Pecorino Romano: è tensione tra consorzio e istituzioni laziali

foto Consorzio di Tutela del Pecorino Romano©Tanto tuonò che piovve, e fu così che il "caso" dei formaggi "romani" presunti "concorrenti sleali" della Dop che romana lo è più di nome che di fatto – quella del Pecorino Romano – balza ai disonori delle cronache. Per rimbalzare poi di bocca in bocca, di sito in sito, arrivando ad assumere negli ultimi giorni toni forti e risentiti. A cui si sono aggiunti i minacciosi proclami di chi vorrebbe ora distinguere – palesemente, in etichetta – i Dop prodotti in Sardegna dai Dop del Lazio.

A dare la stura alla querelle, pur con un'iniziativa passata un po' in sordina, fu il 30 settembre scorso il deputato Oreste Pastorelli (PSI), che dal suo sito web e in un'interrogazione ministeriale, aveva richiesto "la revisione dei criteri di contingentamento del Pecorino Romano Dop, in modo da non arrecare danno alle aziende della regione Lazio" e "l’obbligatorietà dell’indicazione in etichetta della provenienza territoriale del latte e del luogo della sua trasformazione".

«Così facendo», aveva poi spiegato Pastorelli, «si andrebbe non solo a tutelare maggiormente il consumatore, ma aumenterebbe la tracciabilità del prodotto stesso». Parole e propositi all'acqua di rose, se si confrontano con quanto poi scaturito nell'ultima settimana, a partire da lunedì scorso, 10 ottobre, quando all'iniziativa del deputato socialista avevano fatto seguito le esternazioni di tre consiglieri regionali del Lazio – Enrico Panunzi, Daniele Sabatini e Riccardo Valentini – che avevano espresso la loro "viva preoccupazione per il sequestro di prodotti caseari di aziende laziali che riportano sull’etichetta l’aggettivo “romano” in quanto ciò sarebbe lesivo del marchio Pecorino romano Dop”.

I tre consiglieri si riferivano ad azioni di sequestro passate invero in sordina, nei primi giorni di ottobre, ed avvenute ai danni di "formaggi la cui nascita è in molti casi anteriore alla creazione della Dop Pecorino Romano". Esasperati dalla situazione, Panunzi, Sabatini e Valentini, erano arrivati a dichiarare di voler "avviare l’iter procedurale per uscire dal Consorzio di Tutela del Pecorino Romano Dop, per poi creare un marchio di qualità proprio di questa regione, anche per combattere una situazione che ha del paradossale».
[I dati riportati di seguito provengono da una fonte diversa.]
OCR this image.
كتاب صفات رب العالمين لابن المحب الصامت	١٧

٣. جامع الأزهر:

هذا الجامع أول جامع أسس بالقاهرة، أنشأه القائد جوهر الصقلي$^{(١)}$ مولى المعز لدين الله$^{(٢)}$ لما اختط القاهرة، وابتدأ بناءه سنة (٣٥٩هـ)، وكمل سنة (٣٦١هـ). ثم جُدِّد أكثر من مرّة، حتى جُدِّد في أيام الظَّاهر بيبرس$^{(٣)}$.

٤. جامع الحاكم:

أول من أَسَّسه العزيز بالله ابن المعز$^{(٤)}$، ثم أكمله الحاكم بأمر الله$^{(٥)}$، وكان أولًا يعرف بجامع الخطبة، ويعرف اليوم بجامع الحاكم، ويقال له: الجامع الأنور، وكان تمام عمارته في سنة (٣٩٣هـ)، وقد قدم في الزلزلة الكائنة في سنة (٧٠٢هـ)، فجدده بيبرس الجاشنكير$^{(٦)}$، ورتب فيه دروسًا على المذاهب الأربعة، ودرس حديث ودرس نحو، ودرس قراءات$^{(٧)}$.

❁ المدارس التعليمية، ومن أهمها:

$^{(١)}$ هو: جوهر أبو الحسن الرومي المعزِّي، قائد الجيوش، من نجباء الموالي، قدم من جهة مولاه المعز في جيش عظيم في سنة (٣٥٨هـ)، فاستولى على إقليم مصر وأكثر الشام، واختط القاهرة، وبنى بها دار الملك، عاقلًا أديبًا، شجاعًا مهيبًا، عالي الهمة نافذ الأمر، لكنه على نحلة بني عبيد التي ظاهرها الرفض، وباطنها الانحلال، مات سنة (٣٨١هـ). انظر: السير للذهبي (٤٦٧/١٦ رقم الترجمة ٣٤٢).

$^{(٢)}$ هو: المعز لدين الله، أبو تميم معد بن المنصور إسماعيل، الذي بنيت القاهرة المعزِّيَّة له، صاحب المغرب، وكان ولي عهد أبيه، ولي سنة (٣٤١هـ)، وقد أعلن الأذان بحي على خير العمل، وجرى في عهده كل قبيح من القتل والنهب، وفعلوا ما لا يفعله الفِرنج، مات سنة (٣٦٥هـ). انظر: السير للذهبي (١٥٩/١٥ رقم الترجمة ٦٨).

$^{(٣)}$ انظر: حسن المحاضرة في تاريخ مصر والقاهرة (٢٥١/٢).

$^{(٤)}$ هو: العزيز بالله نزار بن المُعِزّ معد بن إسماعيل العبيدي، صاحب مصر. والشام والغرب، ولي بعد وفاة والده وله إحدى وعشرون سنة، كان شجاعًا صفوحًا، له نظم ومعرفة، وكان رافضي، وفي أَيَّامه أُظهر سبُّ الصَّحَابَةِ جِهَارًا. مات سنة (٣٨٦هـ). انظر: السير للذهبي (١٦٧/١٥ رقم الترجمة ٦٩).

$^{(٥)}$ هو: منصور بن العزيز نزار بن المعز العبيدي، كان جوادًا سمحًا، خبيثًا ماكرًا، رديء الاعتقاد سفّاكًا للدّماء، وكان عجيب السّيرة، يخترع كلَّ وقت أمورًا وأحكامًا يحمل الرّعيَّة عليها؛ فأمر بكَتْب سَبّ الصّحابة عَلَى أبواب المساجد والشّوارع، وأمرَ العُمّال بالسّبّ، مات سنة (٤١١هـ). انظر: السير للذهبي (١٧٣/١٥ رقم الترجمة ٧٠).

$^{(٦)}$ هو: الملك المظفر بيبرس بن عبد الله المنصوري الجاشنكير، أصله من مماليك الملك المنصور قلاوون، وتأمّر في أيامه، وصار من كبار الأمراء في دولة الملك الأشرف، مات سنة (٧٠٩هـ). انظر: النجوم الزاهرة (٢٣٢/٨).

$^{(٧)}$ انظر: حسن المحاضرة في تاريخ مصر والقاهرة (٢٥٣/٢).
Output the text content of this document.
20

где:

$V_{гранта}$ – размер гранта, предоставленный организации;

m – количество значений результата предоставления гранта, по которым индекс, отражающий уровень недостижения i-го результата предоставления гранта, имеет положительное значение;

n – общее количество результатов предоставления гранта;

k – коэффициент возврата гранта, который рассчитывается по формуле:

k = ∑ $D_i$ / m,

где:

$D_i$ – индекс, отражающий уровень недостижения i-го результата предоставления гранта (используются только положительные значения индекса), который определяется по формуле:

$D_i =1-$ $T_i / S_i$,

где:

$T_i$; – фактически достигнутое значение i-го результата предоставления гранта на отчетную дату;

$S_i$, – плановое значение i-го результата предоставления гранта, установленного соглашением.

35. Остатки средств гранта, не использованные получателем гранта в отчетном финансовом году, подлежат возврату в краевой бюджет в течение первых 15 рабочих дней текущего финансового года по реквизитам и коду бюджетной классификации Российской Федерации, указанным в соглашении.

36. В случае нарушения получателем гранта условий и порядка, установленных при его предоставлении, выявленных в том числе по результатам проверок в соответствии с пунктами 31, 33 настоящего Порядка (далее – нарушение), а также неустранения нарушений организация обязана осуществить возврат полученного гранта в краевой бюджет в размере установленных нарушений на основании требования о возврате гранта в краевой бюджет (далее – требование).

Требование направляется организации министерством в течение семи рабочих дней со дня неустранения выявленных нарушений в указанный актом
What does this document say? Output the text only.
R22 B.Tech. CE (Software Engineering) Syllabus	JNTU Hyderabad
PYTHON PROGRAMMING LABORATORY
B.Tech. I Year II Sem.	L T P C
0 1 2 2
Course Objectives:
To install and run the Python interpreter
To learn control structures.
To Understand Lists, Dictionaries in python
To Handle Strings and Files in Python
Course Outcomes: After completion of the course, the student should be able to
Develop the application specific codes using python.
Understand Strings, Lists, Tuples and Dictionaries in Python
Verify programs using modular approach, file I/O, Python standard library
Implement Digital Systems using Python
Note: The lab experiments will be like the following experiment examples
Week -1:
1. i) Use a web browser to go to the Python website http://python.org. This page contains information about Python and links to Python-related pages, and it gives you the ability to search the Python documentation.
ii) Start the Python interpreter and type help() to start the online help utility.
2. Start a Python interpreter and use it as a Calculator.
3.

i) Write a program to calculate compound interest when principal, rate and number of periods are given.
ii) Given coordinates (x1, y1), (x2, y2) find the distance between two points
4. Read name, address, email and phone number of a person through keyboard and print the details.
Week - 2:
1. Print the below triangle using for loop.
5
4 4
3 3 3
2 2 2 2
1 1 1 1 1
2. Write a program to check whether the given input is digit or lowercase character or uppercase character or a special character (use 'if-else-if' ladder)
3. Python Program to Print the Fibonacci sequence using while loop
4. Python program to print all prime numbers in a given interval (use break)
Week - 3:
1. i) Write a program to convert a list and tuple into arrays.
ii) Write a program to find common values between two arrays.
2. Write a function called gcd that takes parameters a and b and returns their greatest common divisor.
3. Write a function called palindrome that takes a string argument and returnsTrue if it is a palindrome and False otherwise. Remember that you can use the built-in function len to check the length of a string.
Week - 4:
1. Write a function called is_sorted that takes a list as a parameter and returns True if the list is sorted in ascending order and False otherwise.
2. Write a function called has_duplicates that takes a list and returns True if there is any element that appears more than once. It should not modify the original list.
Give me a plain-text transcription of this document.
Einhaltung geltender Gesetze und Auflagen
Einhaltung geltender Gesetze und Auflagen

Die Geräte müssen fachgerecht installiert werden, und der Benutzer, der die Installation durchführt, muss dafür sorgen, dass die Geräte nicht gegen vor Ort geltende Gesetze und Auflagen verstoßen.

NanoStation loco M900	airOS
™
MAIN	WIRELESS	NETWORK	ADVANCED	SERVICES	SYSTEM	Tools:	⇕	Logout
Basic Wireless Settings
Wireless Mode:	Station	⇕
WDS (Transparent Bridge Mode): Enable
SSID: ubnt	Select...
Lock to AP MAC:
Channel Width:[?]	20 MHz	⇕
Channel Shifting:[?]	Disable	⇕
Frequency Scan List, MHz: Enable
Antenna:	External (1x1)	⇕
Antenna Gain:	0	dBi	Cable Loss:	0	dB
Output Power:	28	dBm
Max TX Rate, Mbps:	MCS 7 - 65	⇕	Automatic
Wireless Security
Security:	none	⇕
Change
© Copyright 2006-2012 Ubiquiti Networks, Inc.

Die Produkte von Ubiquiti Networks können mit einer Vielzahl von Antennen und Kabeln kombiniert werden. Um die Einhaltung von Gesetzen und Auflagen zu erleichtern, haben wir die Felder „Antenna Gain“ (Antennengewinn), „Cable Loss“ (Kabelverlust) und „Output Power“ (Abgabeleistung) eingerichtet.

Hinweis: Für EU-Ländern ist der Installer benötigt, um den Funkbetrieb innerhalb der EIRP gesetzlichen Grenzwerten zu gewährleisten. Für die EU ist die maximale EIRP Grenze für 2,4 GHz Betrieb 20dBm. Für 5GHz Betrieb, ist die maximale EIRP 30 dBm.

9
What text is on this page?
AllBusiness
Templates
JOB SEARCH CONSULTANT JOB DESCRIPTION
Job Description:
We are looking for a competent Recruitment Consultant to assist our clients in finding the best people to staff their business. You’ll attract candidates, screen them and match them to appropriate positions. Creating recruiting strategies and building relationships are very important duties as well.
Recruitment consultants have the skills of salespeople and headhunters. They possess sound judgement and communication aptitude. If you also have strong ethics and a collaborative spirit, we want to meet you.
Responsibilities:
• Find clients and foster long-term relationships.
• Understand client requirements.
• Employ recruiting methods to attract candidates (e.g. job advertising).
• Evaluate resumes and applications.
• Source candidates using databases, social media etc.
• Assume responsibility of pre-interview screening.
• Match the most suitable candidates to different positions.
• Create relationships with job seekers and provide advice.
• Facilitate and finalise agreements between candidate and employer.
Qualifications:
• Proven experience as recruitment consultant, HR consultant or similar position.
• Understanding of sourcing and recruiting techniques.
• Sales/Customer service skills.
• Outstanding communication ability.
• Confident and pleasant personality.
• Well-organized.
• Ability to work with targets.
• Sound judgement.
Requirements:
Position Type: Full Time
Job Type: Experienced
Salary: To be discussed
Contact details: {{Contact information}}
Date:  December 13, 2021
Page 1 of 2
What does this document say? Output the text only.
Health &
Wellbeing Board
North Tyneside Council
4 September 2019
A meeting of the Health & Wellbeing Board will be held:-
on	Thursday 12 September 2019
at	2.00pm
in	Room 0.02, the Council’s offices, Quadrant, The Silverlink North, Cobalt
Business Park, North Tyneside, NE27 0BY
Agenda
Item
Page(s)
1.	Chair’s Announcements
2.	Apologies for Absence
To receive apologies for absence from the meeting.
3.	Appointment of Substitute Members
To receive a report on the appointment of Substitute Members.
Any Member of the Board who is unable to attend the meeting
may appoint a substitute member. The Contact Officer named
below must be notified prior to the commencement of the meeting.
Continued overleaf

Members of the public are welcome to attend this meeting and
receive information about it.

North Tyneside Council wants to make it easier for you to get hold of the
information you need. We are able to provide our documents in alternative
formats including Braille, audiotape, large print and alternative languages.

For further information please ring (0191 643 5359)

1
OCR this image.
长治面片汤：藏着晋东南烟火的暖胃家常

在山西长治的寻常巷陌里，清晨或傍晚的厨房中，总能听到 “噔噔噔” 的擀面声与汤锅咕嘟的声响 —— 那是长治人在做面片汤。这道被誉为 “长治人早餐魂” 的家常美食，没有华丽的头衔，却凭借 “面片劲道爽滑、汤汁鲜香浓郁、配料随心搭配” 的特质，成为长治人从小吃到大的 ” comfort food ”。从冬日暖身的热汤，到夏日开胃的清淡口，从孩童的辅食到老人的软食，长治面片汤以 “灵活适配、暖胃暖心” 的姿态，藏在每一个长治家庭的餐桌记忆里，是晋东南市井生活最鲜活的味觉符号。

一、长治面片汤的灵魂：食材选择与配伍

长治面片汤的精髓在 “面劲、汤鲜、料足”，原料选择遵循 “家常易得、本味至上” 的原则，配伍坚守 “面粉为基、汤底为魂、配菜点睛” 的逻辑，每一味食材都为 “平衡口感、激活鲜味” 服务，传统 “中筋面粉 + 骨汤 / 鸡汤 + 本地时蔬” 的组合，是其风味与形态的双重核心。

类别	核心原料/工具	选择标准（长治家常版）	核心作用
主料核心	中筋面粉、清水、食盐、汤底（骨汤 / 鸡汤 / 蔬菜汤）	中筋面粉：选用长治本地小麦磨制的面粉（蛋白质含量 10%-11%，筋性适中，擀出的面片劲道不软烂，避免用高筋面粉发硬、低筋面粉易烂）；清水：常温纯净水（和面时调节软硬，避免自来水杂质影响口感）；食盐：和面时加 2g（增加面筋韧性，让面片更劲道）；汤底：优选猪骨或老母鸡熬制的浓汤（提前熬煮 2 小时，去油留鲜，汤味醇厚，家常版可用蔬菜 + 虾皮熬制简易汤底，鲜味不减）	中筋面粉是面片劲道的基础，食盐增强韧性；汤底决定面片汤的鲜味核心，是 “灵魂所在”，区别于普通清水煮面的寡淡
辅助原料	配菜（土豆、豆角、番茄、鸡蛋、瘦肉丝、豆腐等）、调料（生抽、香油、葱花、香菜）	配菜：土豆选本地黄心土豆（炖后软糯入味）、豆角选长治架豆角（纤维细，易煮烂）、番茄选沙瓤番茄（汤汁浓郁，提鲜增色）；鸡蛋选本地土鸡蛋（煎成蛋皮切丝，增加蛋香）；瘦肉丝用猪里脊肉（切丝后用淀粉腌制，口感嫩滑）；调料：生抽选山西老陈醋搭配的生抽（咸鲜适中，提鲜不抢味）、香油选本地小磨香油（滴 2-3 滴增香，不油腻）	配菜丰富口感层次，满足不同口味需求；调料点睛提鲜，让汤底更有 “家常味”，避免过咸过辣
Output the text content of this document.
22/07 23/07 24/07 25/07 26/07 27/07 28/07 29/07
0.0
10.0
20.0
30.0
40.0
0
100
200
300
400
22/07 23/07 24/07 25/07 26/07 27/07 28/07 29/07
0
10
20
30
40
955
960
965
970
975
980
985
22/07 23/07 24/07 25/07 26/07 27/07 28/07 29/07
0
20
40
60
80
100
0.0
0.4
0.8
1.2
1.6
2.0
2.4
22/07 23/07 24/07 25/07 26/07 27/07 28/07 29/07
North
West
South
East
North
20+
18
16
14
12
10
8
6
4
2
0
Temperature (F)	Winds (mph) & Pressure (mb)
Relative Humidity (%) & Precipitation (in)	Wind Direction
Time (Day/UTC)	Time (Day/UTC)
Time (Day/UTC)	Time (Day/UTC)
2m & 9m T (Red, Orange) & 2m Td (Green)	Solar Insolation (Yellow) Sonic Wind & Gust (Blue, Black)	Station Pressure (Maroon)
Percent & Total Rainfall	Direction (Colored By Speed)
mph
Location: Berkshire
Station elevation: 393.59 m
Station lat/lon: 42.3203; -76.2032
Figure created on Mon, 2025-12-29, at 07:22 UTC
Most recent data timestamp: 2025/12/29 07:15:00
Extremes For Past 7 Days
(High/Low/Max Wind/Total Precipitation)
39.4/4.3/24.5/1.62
La presa di posizione dei tre, riportata in dettaglio dal quotidiano Tuscia Web non è passata inosservata all'assessore all'Agricoltura, Caccia e Pesca della Regione Lazio, Carlo Hausmann, che si è prontamente dichiarato «preoccupato per il sequestro di prodotti caseari che riportano in etichetta marchi di produttori privati con l'indicazione dell'aggettivo "romano", perché ritenuti lesivi del marchio Pecorino Romano Dop».

«Quest'azione», ha proseguito Hausmann riferendosi al "misterioso" sequestro, «basata su una interpretazione normativa tutta da approfondire, crea un gravissimo danno alle aziende e deve essere al più presto bloccata. Chiediamo l’immediato intervento del Ministero delle Politiche Agricole e invitiamo il Consorzio di Tutela del Pecorino Romano Dop a considerare con grande attenzione la sua politica di difesa delle produzioni».

«Appare davvero strano», ha concluso l'assessore laziale, «che per tutelare un prodotto in massima parte realizzato sul territorio sardo e che utilizza il nome “romano”, si colpiscano imprese che operano per l’appunto a Roma, che utilizzano materie prime locali, qualificando il proprio prodotto in modo trasparente, senza incidere minimamente sulle dinamiche di mercato di un prodotto, il Pecorino Romano, a cui anche il Lazio tiene molto. Auspico che la situazione possa essere risolta quanto prima, con la piena soddisfazione di tutti».

A latere del grande polverone mediatico creatosi, si è insinuata la Coldiretti del Lazio, che – come riportato dal quotidiano web Ciociaria Oggi ha richiesto l'intervento dell'Antitrust e la creazione di una Dop "Pecorino Romano" prodotto nel Lazio.